Model multilingual reading yourself
Kids copy what we do, full stop. If they never see you reading in another language, they'll assume multilingual reading is something only they have to do for school, not something grown-ups do for fun. Even if you're not fluent in the target language, let them see you engaging with it: read a recipe in the target language while you cook, scroll through a social media account in the language, read a children's book you're learning from, and chat out loud about what you're reading. I'm still learning Spanish, so every night after the kids go to bed, I read 10 pages of my Spanish novel. My kids will sometimes come sit with me while I read, and ask me what words mean, or try to sound out the words they recognize. They see that reading in another language is something I do for fun, not just a homework assignment they have to complete, and they're way more excited to pick up their own Spanish books as a result.
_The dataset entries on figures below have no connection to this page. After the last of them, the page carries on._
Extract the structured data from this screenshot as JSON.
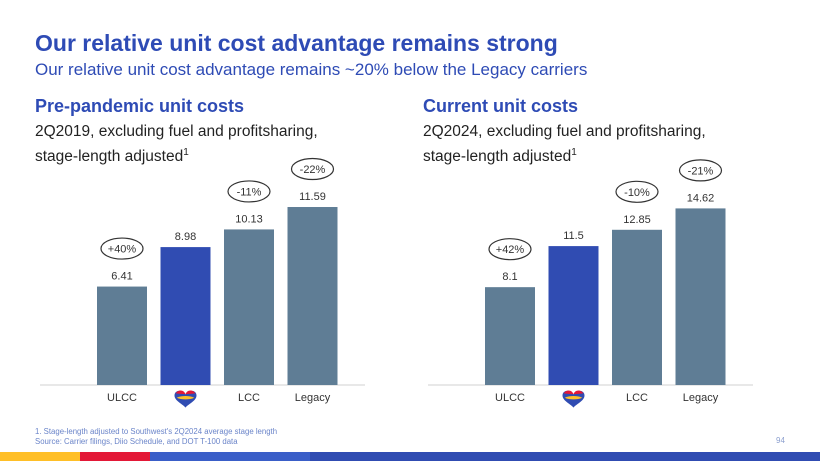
{
  "header": {
    "title": "Our relative unit cost advantage remains strong",
    "subtitle": "Our relative unit cost advantage remains ~20% below the Legacy carriers"
  },
  "panels": [
    {
      "title": "Pre-pandemic unit costs",
      "subtitle_line1": "2Q2019, excluding fuel and profitsharing,",
      "subtitle_line2": "stage-length adjusted",
      "footnote_ref": "1"
    },
    {
      "title": "Current unit costs",
      "subtitle_line1": "2Q2024, excluding fuel and profitsharing,",
      "subtitle_line2": "stage-length adjusted",
      "footnote_ref": "1"
    }
  ],
  "chart_data": [
    {
      "type": "bar",
      "title": "Pre-pandemic unit costs",
      "categories": [
        "ULCC",
        "",
        "LCC",
        "Legacy"
      ],
      "category_icons": [
        null,
        "southwest-heart-logo",
        null,
        null
      ],
      "values": [
        6.41,
        8.98,
        10.13,
        11.59
      ],
      "value_labels": [
        "6.41",
        "8.98",
        "10.13",
        "11.59"
      ],
      "bar_colors": [
        "#5f7d95",
        "#304cb2",
        "#5f7d95",
        "#5f7d95"
      ],
      "callouts": [
        {
          "bar": 0,
          "text": "+40%"
        },
        {
          "bar": 2,
          "text": "-11%"
        },
        {
          "bar": 3,
          "text": "-22%"
        }
      ],
      "ylim": [
        0,
        14
      ],
      "grid": false
    },
    {
      "type": "bar",
      "title": "Current unit costs",
      "categories": [
        "ULCC",
        "",
        "LCC",
        "Legacy"
      ],
      "category_icons": [
        null,
        "southwest-heart-logo",
        null,
        null
      ],
      "values": [
        8.1,
        11.5,
        12.85,
        14.62
      ],
      "value_labels": [
        "8.1",
        "11.5",
        "12.85",
        "14.62"
      ],
      "bar_colors": [
        "#5f7d95",
        "#304cb2",
        "#5f7d95",
        "#5f7d95"
      ],
      "callouts": [
        {
          "bar": 0,
          "text": "+42%"
        },
        {
          "bar": 2,
          "text": "-10%"
        },
        {
          "bar": 3,
          "text": "-21%"
        }
      ],
      "ylim": [
        0,
        17.8
      ],
      "grid": false
    }
  ],
  "footnote": {
    "line1": "1. Stage-length adjusted to Southwest's 2Q2024 average stage length",
    "line2": "Source: Carrier filings, Diio Schedule, and DOT T-100 data"
  },
  "page_number": "94",
  "colors": {
    "brand_blue": "#304cb2",
    "slate_bar": "#5f7d95",
    "heart_red": "#e31837",
    "heart_yellow": "#ffbf27"
  }
}
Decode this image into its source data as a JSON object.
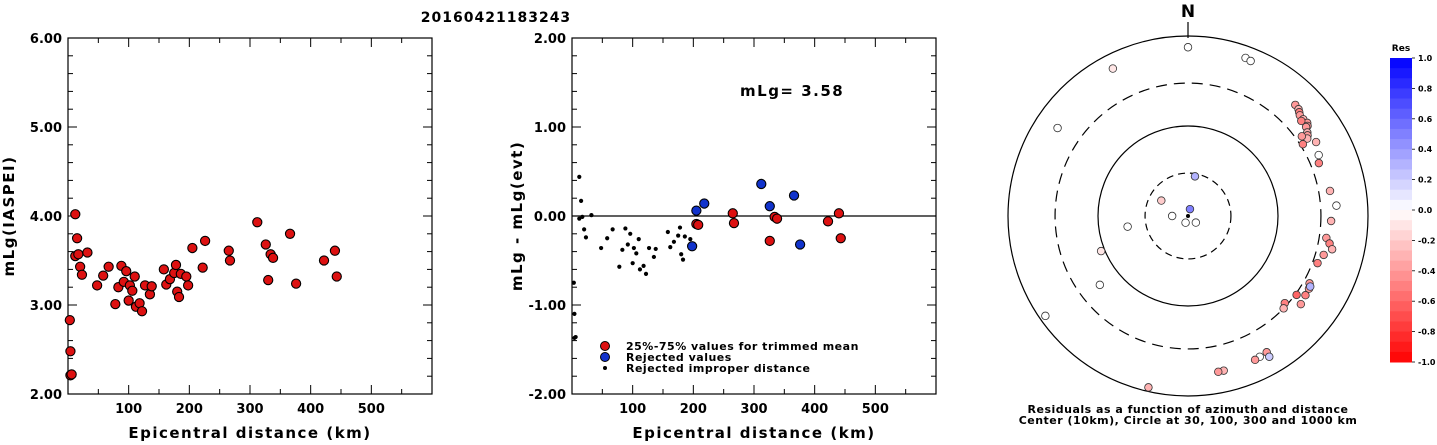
{
  "title": "20160421183243",
  "colors": {
    "trimmed": "#dd1111",
    "rejected": "#1133cc",
    "improper": "#000000"
  },
  "chart_data": [
    {
      "type": "scatter",
      "panel": "left",
      "ylabel": "mLg(IASPEI)",
      "xlabel": "Epicentral distance (km)",
      "xlim": [
        0,
        600
      ],
      "ylim": [
        2.0,
        6.0
      ],
      "xticks": [
        "100",
        "200",
        "300",
        "400",
        "500"
      ],
      "xtick_values": [
        100,
        200,
        300,
        400,
        500
      ],
      "yticks": [
        "2.00",
        "3.00",
        "4.00",
        "5.00",
        "6.00"
      ],
      "ytick_values": [
        2.0,
        3.0,
        4.0,
        5.0,
        6.0
      ],
      "points": [
        [
          3,
          2.83
        ],
        [
          4,
          2.48
        ],
        [
          4,
          2.21
        ],
        [
          6,
          2.22
        ],
        [
          12,
          4.02
        ],
        [
          12,
          3.55
        ],
        [
          15,
          3.75
        ],
        [
          17,
          3.57
        ],
        [
          20,
          3.43
        ],
        [
          23,
          3.34
        ],
        [
          32,
          3.59
        ],
        [
          48,
          3.22
        ],
        [
          58,
          3.33
        ],
        [
          67,
          3.43
        ],
        [
          78,
          3.01
        ],
        [
          83,
          3.2
        ],
        [
          88,
          3.44
        ],
        [
          92,
          3.26
        ],
        [
          96,
          3.38
        ],
        [
          100,
          3.05
        ],
        [
          102,
          3.22
        ],
        [
          106,
          3.16
        ],
        [
          110,
          3.32
        ],
        [
          112,
          2.98
        ],
        [
          118,
          3.02
        ],
        [
          122,
          2.93
        ],
        [
          127,
          3.22
        ],
        [
          135,
          3.12
        ],
        [
          138,
          3.21
        ],
        [
          158,
          3.4
        ],
        [
          162,
          3.23
        ],
        [
          168,
          3.29
        ],
        [
          175,
          3.36
        ],
        [
          178,
          3.45
        ],
        [
          180,
          3.15
        ],
        [
          183,
          3.09
        ],
        [
          186,
          3.35
        ],
        [
          195,
          3.32
        ],
        [
          198,
          3.22
        ],
        [
          205,
          3.64
        ],
        [
          222,
          3.42
        ],
        [
          226,
          3.72
        ],
        [
          265,
          3.61
        ],
        [
          267,
          3.5
        ],
        [
          312,
          3.93
        ],
        [
          326,
          3.68
        ],
        [
          330,
          3.28
        ],
        [
          334,
          3.57
        ],
        [
          338,
          3.53
        ],
        [
          366,
          3.8
        ],
        [
          376,
          3.24
        ],
        [
          422,
          3.5
        ],
        [
          440,
          3.61
        ],
        [
          443,
          3.32
        ]
      ]
    },
    {
      "type": "scatter",
      "panel": "middle",
      "ylabel": "mLg - mLg(evt)",
      "xlabel": "Epicentral distance (km)",
      "annotation": "mLg= 3.58",
      "xlim": [
        0,
        600
      ],
      "ylim": [
        -2.0,
        2.0
      ],
      "xticks": [
        "100",
        "200",
        "300",
        "400",
        "500"
      ],
      "xtick_values": [
        100,
        200,
        300,
        400,
        500
      ],
      "yticks": [
        "-2.00",
        "-1.00",
        "0.00",
        "1.00",
        "2.00"
      ],
      "ytick_values": [
        -2.0,
        -1.0,
        0.0,
        1.0,
        2.0
      ],
      "reference_line": 0,
      "legend": [
        {
          "label": "25%-75% values for trimmed mean",
          "kind": "trimmed"
        },
        {
          "label": "Rejected values",
          "kind": "rejected"
        },
        {
          "label": "Rejected improper distance",
          "kind": "improper"
        }
      ],
      "series": [
        {
          "kind": "trimmed",
          "points": [
            [
              205,
              -0.09
            ],
            [
              208,
              -0.1
            ],
            [
              265,
              0.03
            ],
            [
              267,
              -0.08
            ],
            [
              326,
              -0.28
            ],
            [
              334,
              -0.01
            ],
            [
              338,
              -0.03
            ],
            [
              422,
              -0.06
            ],
            [
              440,
              0.03
            ],
            [
              443,
              -0.25
            ]
          ]
        },
        {
          "kind": "rejected",
          "points": [
            [
              198,
              -0.34
            ],
            [
              205,
              0.06
            ],
            [
              218,
              0.14
            ],
            [
              312,
              0.36
            ],
            [
              326,
              0.11
            ],
            [
              366,
              0.23
            ],
            [
              376,
              -0.32
            ]
          ]
        },
        {
          "kind": "improper",
          "points": [
            [
              3,
              -0.75
            ],
            [
              4,
              -1.1
            ],
            [
              4,
              -1.37
            ],
            [
              6,
              -1.36
            ],
            [
              12,
              0.44
            ],
            [
              12,
              -0.03
            ],
            [
              15,
              0.17
            ],
            [
              17,
              -0.01
            ],
            [
              20,
              -0.15
            ],
            [
              23,
              -0.24
            ],
            [
              32,
              0.01
            ],
            [
              48,
              -0.36
            ],
            [
              58,
              -0.25
            ],
            [
              67,
              -0.15
            ],
            [
              78,
              -0.57
            ],
            [
              83,
              -0.38
            ],
            [
              88,
              -0.14
            ],
            [
              92,
              -0.32
            ],
            [
              96,
              -0.2
            ],
            [
              100,
              -0.53
            ],
            [
              102,
              -0.36
            ],
            [
              106,
              -0.42
            ],
            [
              110,
              -0.26
            ],
            [
              112,
              -0.6
            ],
            [
              118,
              -0.56
            ],
            [
              122,
              -0.65
            ],
            [
              127,
              -0.36
            ],
            [
              135,
              -0.46
            ],
            [
              138,
              -0.37
            ],
            [
              158,
              -0.18
            ],
            [
              162,
              -0.35
            ],
            [
              168,
              -0.29
            ],
            [
              175,
              -0.22
            ],
            [
              178,
              -0.13
            ],
            [
              180,
              -0.43
            ],
            [
              183,
              -0.49
            ],
            [
              186,
              -0.23
            ],
            [
              195,
              -0.26
            ]
          ]
        }
      ]
    },
    {
      "type": "scatter",
      "panel": "polar",
      "north_label": "N",
      "caption_line1": "Residuals as a function of azimuth and distance",
      "caption_line2": "Center (10km), Circle at 30, 100, 300 and 1000 km",
      "rings_km": [
        30,
        100,
        300,
        1000
      ],
      "points_az_dist_res": [
        [
          0,
          10,
          0.0
        ],
        [
          16,
          12,
          0.5
        ],
        [
          130,
          13,
          0.0
        ],
        [
          200,
          12,
          0.0
        ],
        [
          270,
          15,
          0.0
        ],
        [
          10,
          28,
          0.3
        ],
        [
          300,
          22,
          -0.2
        ],
        [
          260,
          48,
          0.0
        ],
        [
          248,
          110,
          -0.1
        ],
        [
          232,
          175,
          0.0
        ],
        [
          304,
          560,
          0.0
        ],
        [
          333,
          690,
          -0.1
        ],
        [
          0,
          750,
          0.0
        ],
        [
          20,
          740,
          0.0
        ],
        [
          22,
          720,
          0.0
        ],
        [
          44,
          520,
          -0.4
        ],
        [
          46,
          510,
          -0.3
        ],
        [
          47,
          490,
          -0.5
        ],
        [
          48,
          470,
          -0.4
        ],
        [
          50,
          470,
          -0.3
        ],
        [
          52,
          480,
          -0.4
        ],
        [
          50,
          440,
          -0.5
        ],
        [
          53,
          460,
          -0.4
        ],
        [
          53,
          440,
          -0.4
        ],
        [
          55,
          415,
          -0.3
        ],
        [
          56,
          400,
          -0.4
        ],
        [
          57,
          380,
          -0.3
        ],
        [
          55,
          350,
          -0.4
        ],
        [
          58,
          320,
          -0.5
        ],
        [
          60,
          440,
          -0.3
        ],
        [
          65,
          400,
          0.0
        ],
        [
          68,
          370,
          -0.5
        ],
        [
          80,
          400,
          -0.3
        ],
        [
          86,
          450,
          0.0
        ],
        [
          92,
          390,
          -0.3
        ],
        [
          99,
          360,
          -0.4
        ],
        [
          101,
          400,
          -0.5
        ],
        [
          103,
          440,
          -0.3
        ],
        [
          106,
          370,
          -0.4
        ],
        [
          110,
          340,
          -0.5
        ],
        [
          119,
          350,
          -0.4
        ],
        [
          121,
          370,
          -0.4
        ],
        [
          124,
          375,
          -0.5
        ],
        [
          126,
          310,
          -0.6
        ],
        [
          128,
          390,
          -0.4
        ],
        [
          120,
          370,
          0.3
        ],
        [
          132,
          280,
          -0.5
        ],
        [
          134,
          300,
          -0.3
        ],
        [
          150,
          560,
          -0.4
        ],
        [
          150,
          640,
          0.2
        ],
        [
          153,
          570,
          0.0
        ],
        [
          155,
          580,
          -0.4
        ],
        [
          167,
          580,
          -0.3
        ],
        [
          169,
          580,
          -0.4
        ],
        [
          193,
          900,
          -0.3
        ],
        [
          235,
          860,
          0.0
        ]
      ],
      "colorbar_title": "Res",
      "colorbar_labels": [
        "1.0",
        "0.8",
        "0.6",
        "0.4",
        "0.2",
        "0.0",
        "-0.2",
        "-0.4",
        "-0.6",
        "-0.8",
        "-1.0"
      ]
    }
  ]
}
If you make a mistake while reading, own it! Say "Oh, I think I pronounced that word wrong, let's look it up together!" That shows them that learning is a normal, ongoing process, not something you have to be perfect at.
The Only Goal Is Joy, Not Perfection
At the end of the day, the point of building a multilingual reading habit isn't to raise a kid who can read Dostoevsky in three languages by age 10, or ace every language test at school. It's to help them see multilingual reading as a source of joy, connection, and curiosity---something they choose to do, not something they're forced to do. If they only read one page a week in their second language, that's a win. If they only want to read graphic novels about Minecraft in Spanish, that's a win. If they mix English and French mid-sentence while they're reading, that's a win. The habits that stick are the ones that feel good, not the ones that feel like work. Before you know it, they'll be reaching for a book in another language on their own, not because you made them, but because they want to.